Designer labels, throughout the history of fashion, have maintained an air of exclusivity around themselves. Call it hype, criticise it if you will. But fashion has used this ‘exclusive’ tag to make itself coveted. That designer dress you bought for your anniversary; that lehenga you spent a fortune on for your sister’s wedding: you wanted it, not just because it is beautifully created and conceptualised, but also because it’s aspirational. And because you were going to be the only person wearing it.
In other words, luxury brands have always had a certain nose-in-the-air attitude towards the ‘masses’.
Yet, in the last few years, that game has changed. While pricing is partly what caused it, social media is the other big factor, with brands scrambling to get everyone’s attention.
Who is buying that $350,000 (Rs 2.3crore) couture dress ? I know one person, but that’s about it. Basically, the super-exorbitant creations don’t sustain any designer. But what of the creations that are cheaper, but still so expensive that you might have to sell an arm and a leg to afford it? There was a time when we took pride in finally acquiring something of the sort. But slowly, internationally, that desire to own such creations is on the wane.
Who is to blame? Economic slowdown? Political movements? The sudden surge of affordable designer-wear? Maybe a bit of it all.
And around the world, its effect on the biggest fashion houses is beginning to show. The biggest names are making hurried exits, or being asked to do so. Case in point Alber Elbaz at Lanvin, Raf Simmons at Dior and Hedi Slimane at Saint Laurent.
As with every other thing these days, the internet is being hailed and demonised. Some say the web has opened up global markets, while others allege it is causing consumer fatigue. Like good art photographs getting lost in a deluge of selfies, hashtags and mediocre images, fashion, too, might be going through something similar. There is a flood of new labels. And established labels are trying to compete by introducing affordable lines.

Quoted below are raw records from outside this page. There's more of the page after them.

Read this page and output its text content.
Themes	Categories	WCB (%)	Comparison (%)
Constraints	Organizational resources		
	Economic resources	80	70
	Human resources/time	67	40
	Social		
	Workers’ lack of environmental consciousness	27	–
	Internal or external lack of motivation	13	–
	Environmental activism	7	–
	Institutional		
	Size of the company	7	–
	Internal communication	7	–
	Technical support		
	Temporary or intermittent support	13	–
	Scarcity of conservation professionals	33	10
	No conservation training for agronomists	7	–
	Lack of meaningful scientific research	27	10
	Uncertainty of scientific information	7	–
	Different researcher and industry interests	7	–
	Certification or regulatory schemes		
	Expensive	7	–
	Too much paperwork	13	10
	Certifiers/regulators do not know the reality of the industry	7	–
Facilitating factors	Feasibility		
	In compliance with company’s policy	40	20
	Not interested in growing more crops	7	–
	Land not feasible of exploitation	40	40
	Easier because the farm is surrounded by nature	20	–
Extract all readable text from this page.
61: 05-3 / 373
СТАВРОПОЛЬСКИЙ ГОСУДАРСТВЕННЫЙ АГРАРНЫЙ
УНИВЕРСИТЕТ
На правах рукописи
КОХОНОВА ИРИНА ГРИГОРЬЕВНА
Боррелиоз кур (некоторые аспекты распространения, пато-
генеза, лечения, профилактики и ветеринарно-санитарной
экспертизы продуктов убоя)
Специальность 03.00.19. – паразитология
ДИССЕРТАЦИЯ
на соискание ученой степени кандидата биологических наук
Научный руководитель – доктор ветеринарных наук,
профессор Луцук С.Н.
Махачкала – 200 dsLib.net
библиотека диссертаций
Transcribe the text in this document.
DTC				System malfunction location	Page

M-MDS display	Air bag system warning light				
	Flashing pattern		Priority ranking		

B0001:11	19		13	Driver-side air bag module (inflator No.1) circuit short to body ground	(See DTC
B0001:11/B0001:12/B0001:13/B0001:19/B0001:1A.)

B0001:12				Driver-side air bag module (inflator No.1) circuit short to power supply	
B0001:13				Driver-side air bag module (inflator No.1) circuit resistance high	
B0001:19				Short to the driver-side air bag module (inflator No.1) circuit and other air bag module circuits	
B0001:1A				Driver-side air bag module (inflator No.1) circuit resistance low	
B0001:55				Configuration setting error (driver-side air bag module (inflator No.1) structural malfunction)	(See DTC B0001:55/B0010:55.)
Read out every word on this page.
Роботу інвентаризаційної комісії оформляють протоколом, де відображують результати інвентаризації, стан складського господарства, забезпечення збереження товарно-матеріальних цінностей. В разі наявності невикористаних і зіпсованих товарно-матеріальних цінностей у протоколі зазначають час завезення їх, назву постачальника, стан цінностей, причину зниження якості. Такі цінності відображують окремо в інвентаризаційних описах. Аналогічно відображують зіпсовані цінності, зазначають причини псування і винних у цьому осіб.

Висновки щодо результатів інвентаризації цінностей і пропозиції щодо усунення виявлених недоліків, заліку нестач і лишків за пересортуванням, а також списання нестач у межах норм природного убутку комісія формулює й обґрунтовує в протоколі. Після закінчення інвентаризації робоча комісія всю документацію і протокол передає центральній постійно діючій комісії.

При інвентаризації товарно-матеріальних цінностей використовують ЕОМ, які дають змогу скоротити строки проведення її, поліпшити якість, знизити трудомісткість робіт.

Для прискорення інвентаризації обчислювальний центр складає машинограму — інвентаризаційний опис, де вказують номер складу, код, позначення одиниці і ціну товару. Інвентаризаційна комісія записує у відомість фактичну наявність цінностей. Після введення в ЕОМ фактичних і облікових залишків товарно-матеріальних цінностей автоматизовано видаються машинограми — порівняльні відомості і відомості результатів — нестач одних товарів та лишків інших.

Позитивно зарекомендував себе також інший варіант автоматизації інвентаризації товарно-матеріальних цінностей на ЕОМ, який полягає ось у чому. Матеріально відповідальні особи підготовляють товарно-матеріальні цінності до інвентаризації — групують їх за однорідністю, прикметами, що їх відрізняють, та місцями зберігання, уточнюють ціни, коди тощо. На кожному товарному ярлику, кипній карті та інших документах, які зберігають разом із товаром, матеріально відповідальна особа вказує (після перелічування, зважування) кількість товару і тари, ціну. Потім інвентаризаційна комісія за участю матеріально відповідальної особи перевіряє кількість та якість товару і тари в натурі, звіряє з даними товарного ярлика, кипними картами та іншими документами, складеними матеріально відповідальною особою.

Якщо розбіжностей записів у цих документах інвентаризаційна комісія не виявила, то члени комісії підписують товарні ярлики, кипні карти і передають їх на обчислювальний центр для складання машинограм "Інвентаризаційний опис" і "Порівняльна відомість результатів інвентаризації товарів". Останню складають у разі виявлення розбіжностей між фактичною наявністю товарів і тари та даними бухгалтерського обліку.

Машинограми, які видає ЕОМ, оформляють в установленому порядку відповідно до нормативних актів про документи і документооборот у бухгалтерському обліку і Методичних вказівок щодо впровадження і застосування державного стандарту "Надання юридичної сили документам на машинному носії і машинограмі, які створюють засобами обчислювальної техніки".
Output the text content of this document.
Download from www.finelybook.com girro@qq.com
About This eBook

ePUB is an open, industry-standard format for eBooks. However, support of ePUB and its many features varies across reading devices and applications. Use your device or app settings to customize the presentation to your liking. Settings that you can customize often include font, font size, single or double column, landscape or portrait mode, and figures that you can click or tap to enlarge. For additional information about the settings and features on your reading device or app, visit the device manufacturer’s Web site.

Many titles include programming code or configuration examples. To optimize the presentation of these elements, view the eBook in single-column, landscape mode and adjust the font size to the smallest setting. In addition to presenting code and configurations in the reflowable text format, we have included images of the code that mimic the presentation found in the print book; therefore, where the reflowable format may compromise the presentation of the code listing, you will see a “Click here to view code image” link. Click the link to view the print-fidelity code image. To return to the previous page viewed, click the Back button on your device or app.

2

The end result is that luxury is beginning to feel like prêt. It’s common, repetitive, and thanks to Instagram, you’ve “seen” it, even if not physically on someone you know. Add to that the growing buying power of people. So that Louis Vuitton bag you spent a fortune on? Chances are you know someone else who has it as well.
Face it. That Balmain for H&M jacket you really want. It’s already on Snapchat, Instagram, Twitter, Facebook and Roposo. I spent Rs 30,000 on it, only to earn flak on social media for copying Kendall Jenner. Even if Jenner hadn’t worn it, once 50,000 people had seen me wear it, could I wear it again?
The fallout of all this is that we’re seeing less runway pieces moving in stores. Make-up, sunglasses, perfumes and accessories are actually doing better than actual clothes.
Perhaps the solution is in custom outfits: clothes made to measure, tweaked and tucked to make it look like one-off designs.